Published: Thu 20 May 2010 03:44 PM
Budget a Mixed Bag - NZMA
The New Zealand Medical Association (NZMA) is concerned at the negative effects of reduced health funding, announced in today’s budget, which will lead to some patients missing out on essential health services.
“We are however pleased to see that the funding shortfall is not as dramatic as we’d anticipated,” says NZMA Deputy Chair Dr Paul Ockelford.
The Government has announced $512 million of additional funding for the 2010/11 financial year, although only $420 million of that is new money.
The NZMA says that the Government has exerted pressure on DHBs in recent months to reduce spending but has not provided central guidance on which services are to be reduced.
“We already have huge variability in the quality of health care delivery throughout the country.
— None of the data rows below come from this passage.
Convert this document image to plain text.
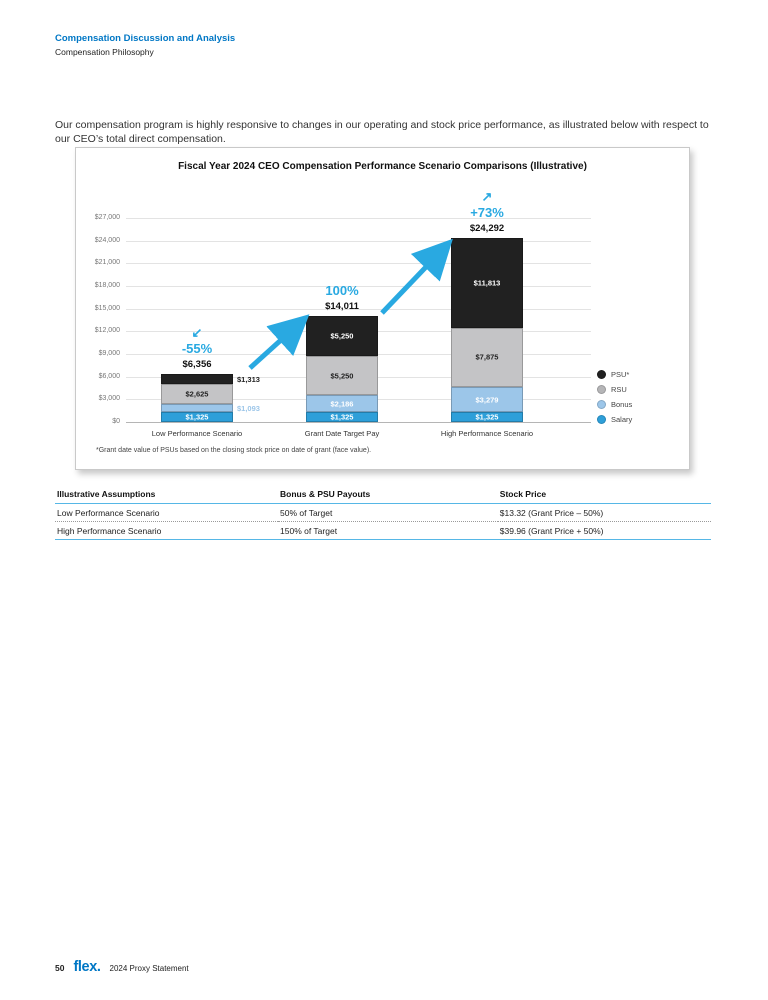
Compensation Discussion and Analysis
Compensation Philosophy

Our compensation program is highly responsive to changes in our operating and stock price performance, as illustrated below with respect to our CEO’s total direct compensation.

Fiscal Year 2024 CEO Compensation Performance Scenario Comparisons (Illustrative)
$1,325
$1,093
$2,625
$1,313
$6,356
-55%
↙
$1,325
$2,186
$5,250
$5,250
$14,011
100%
$1,325
$3,279
$7,875
$11,813
$24,292
+73%
↗
PSU*
RSU
Bonus
Salary
*Grant date value of PSUs based on the closing stock price on date of grant (face value).
$0
$3,000
$6,000
$9,000
$12,000
$15,000
$18,000
$21,000
$24,000
$27,000
Low Performance Scenario	Grant Date Target Pay	High Performance Scenario
Illustrative Assumptions	Bonus & PSU Payouts	Stock Price
Low Performance Scenario	50% of Target	$13.32 (Grant Price – 50%)
High Performance Scenario	150% of Target	$39.96 (Grant Price + 50%)
50 flex. 2024 Proxy Statement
This postcode health phenomenon will only be exacerbated if the Government does not demonstrate leadership and guide DHBs in their health expenditure.”
Dr Ockelford says the NZMA supports Government aims to improve the integration of health services so that hospitals and the community work closer together to deliver better health care for patients.
“The future delivery of healthcare is increasingly in a non-hospital setting. However, appropriate funding must follow, as well as comprehensive engagement of doctors in both the primary and secondary sectors.”
Dr Ockelford says that for health integration to succeed, engagement with clinicians is essential and to date this has been limited.
“The process has been very rushed. If the Government does not have clinical buy-in, this initiative will not succeed.”
The NZMA is also concerned that resources allocated to health do not always provide best value. “There is still waste in the system, partly due our health structure, which results in duplication across DHBs.”
The NZMA is supportive, however, of funding announcements made in today’s Budget such as an extra $59.5 million for elective surgery over the next four years and an extra $93 million for disability support services over the next four years.
Dr Ockelford says the NZMA welcomes funding for 20 new medical training places for 2010/2011 but would have liked to see this number higher to meet health workforce demands.
“We have got a long way to go before we reach the Government’s stated target of 200 extra training places by 2014.”
“However, health workforce shortages are at crisis levels so any initiatives that can assist in the recruitment and retention of doctors, nurses and other health professionals are to be commended. New Zealand needs to be self-sufficient in its health workforce and this funding goes some way towards achieving this goal.”
Dr Ockelford said that the Government, through measures announced in last year’s budget, such as extra medical training places and the Voluntary Bonding Scheme, is making some progress on this critical issue.
The NZMA supports other health budget announcements released earlier:
• Bowel cancer screening pilot costing $24 million over the next four years
• $40million for mental health over the next four years (although $12m of this will be funded by cutting some existing mental health initiatives).
• 20 new medical training places for 2010/11.
• An extra $40million for medicines.
• $109 million for primary care services, and there has also been some reprioritisation within primary care.
• $1.4 billion of the total $2.1 billion over the next four years will go straight to district health boards, Mr Ryall said.